Wanneer een sterke gewapende man zijn woning bewaakt, is alles wat hij heeft veilig. Maar als iemand die sterker is dan hij, op hem af komt en hem overwint… verdeelt hij zijn buit…Wanneer de onreine geest van de mens uitgegaan is… (Lukas 11:21—24)

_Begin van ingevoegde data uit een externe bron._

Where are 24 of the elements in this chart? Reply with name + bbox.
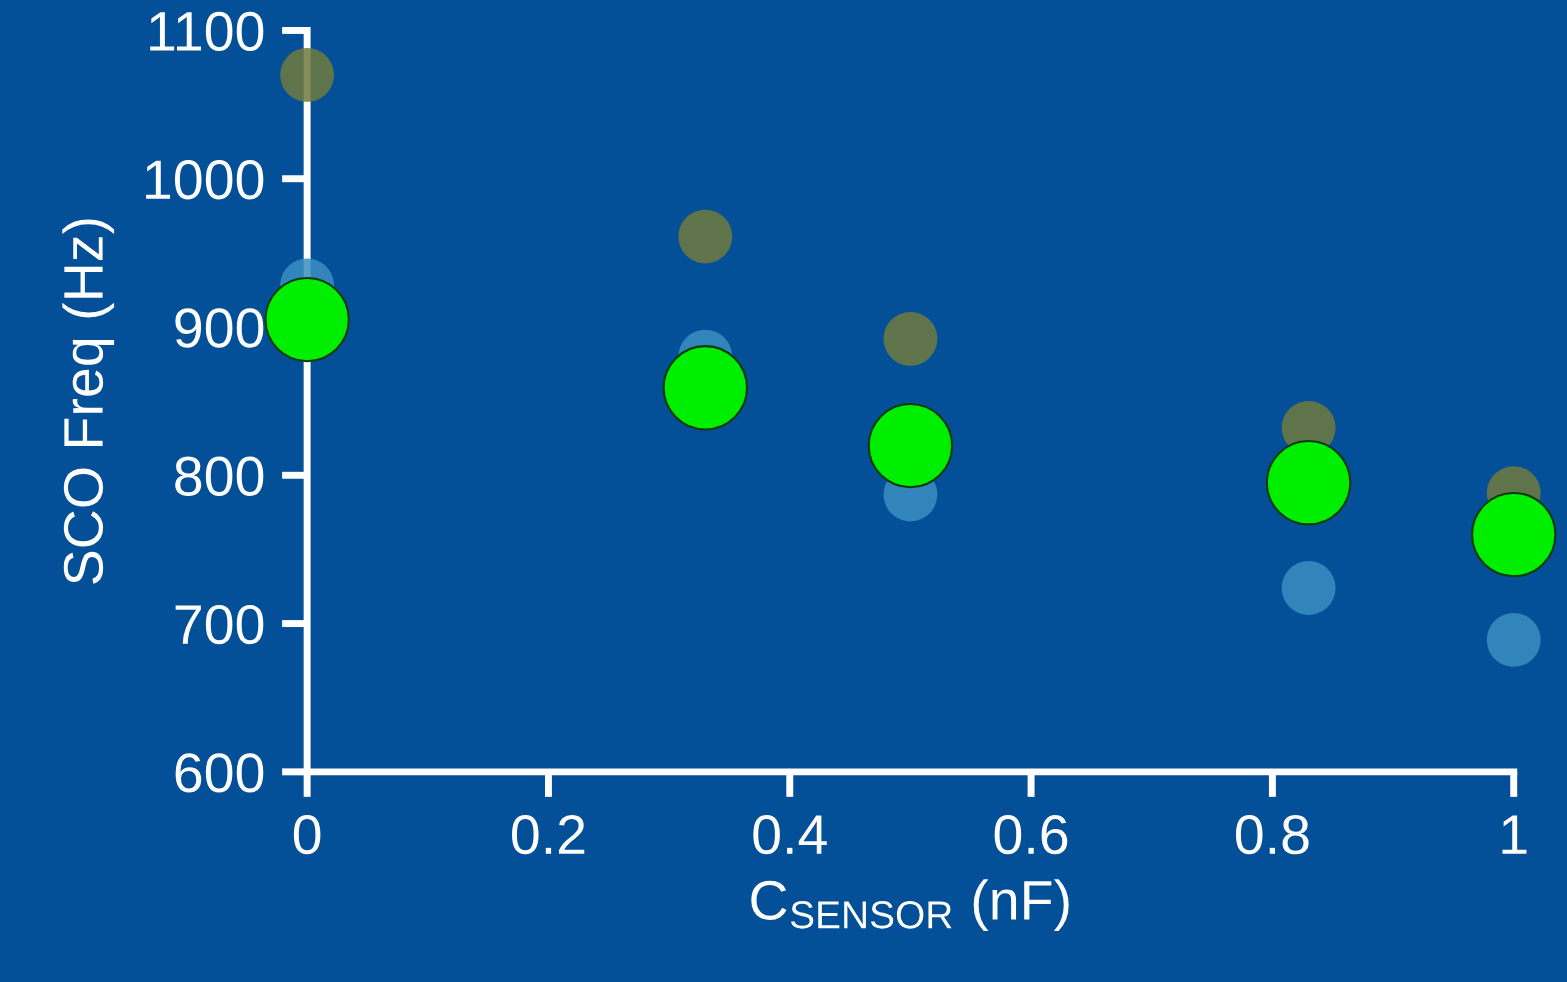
x-tick-label: 0.4	[753, 814, 827, 855]
x-tick-label: 1	[1502, 815, 1527, 854]
point	[1281, 561, 1336, 615]
point	[1486, 612, 1541, 667]
point	[280, 48, 335, 102]
point	[678, 209, 733, 264]
x-tick-label: 0.6	[994, 814, 1068, 855]
y-tick-label: 1000	[146, 160, 264, 200]
y-tick-label: 800	[175, 456, 264, 496]
point	[1471, 491, 1557, 578]
y-axis-title: SCO Freq (Hz)	[62, 219, 115, 584]
y-tick-label: 900	[175, 308, 264, 348]
y-tick-label: 600	[175, 753, 264, 793]
x-axis-title: C$_{SENSOR}$ (nF)	[751, 879, 1069, 931]
point	[1265, 440, 1352, 526]
y-tick-label: 1100	[150, 11, 264, 52]
x-tick-label: 0.2	[512, 814, 585, 855]
y-tick-label: 700	[175, 604, 264, 645]
point	[264, 276, 350, 363]
x-tick-label: 0	[293, 814, 321, 855]
x-tick-label: 0.8	[1235, 814, 1309, 855]
point	[662, 345, 749, 431]
point	[867, 402, 954, 489]
point	[883, 311, 938, 366]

Lees verder 1 Thessalonicenzen 5:1—10.
Zolang je tevreden bent met de wereld en met de vorst die over deze wereld regeert, zul je doorgaan tot je eigen vernietiging. Satan doet met mensen zoals de sirenen (halfgodinnen) volgens de legende met de zeelieden doen. Ze zaten op een rots en zongen liederen. De liederen waren zo harmonieus dat geen zeeman die het geluid hoorde ooit de drang kon weerstaan om zijn schip daarheen te sturen. Zo verging elk schip, het werd op de rotsen vernield door hun rampzalige maar betoverende melodieën. Zo is Satans stem. Hij lokt naar de eeuwige ondergang met de zoetste melodieën van helse minstrelen kunst. Dit is de liefelijke toon, “Vrede, vrede.” O zondaar, als je geen dwaas bent, stop je oren dan voor dit verraderlijke lied. Eeuwig geloofd zij de soevereine genade die ons gered heeft van de betovering van deze vernieler. Hij die in je hart woont wordt een “onreine geest” genoemd. Hij is onrein, hoeveel vrede hij je ook geeft. Vlei jezelf niet met het tegenovergestelde. Hij is altijd dezelfde, onveranderd en onveranderlijk. Misschien vertel je me dat je niet onderworpen bent aan onreinheid. Je drinkt niet, vloekt niet en liegt niet. Maar onthoud, het is onrein om niet met God verzoend te zijn, het is onrein om een vreemde te zijn voor Christus, het is onrein om God die je geschapen heeft ongehoorzaam te zijn en boven alles is het onrein om de Verlosser niet lief te hebben. Zijn kostbare bloed heeft Zijn volk verlost van de zonde. Op zijn best is de duivel niet beter dan een duivel, en het hart waarin hij woont is niet beter dan het hol wat een verrader verbergt.
Ter overdenking
Zonde beïnvloed elk deel van ons wezen. Zelfs dat wat wij als goed beschouwen is onrein in Gods ogen (Jesaja 64:6). We blijven onrein tot we vertrouwen op het bloed van de Heere Jezus Christus om ons te reinigen van al onze zonde (Johannes 1:7).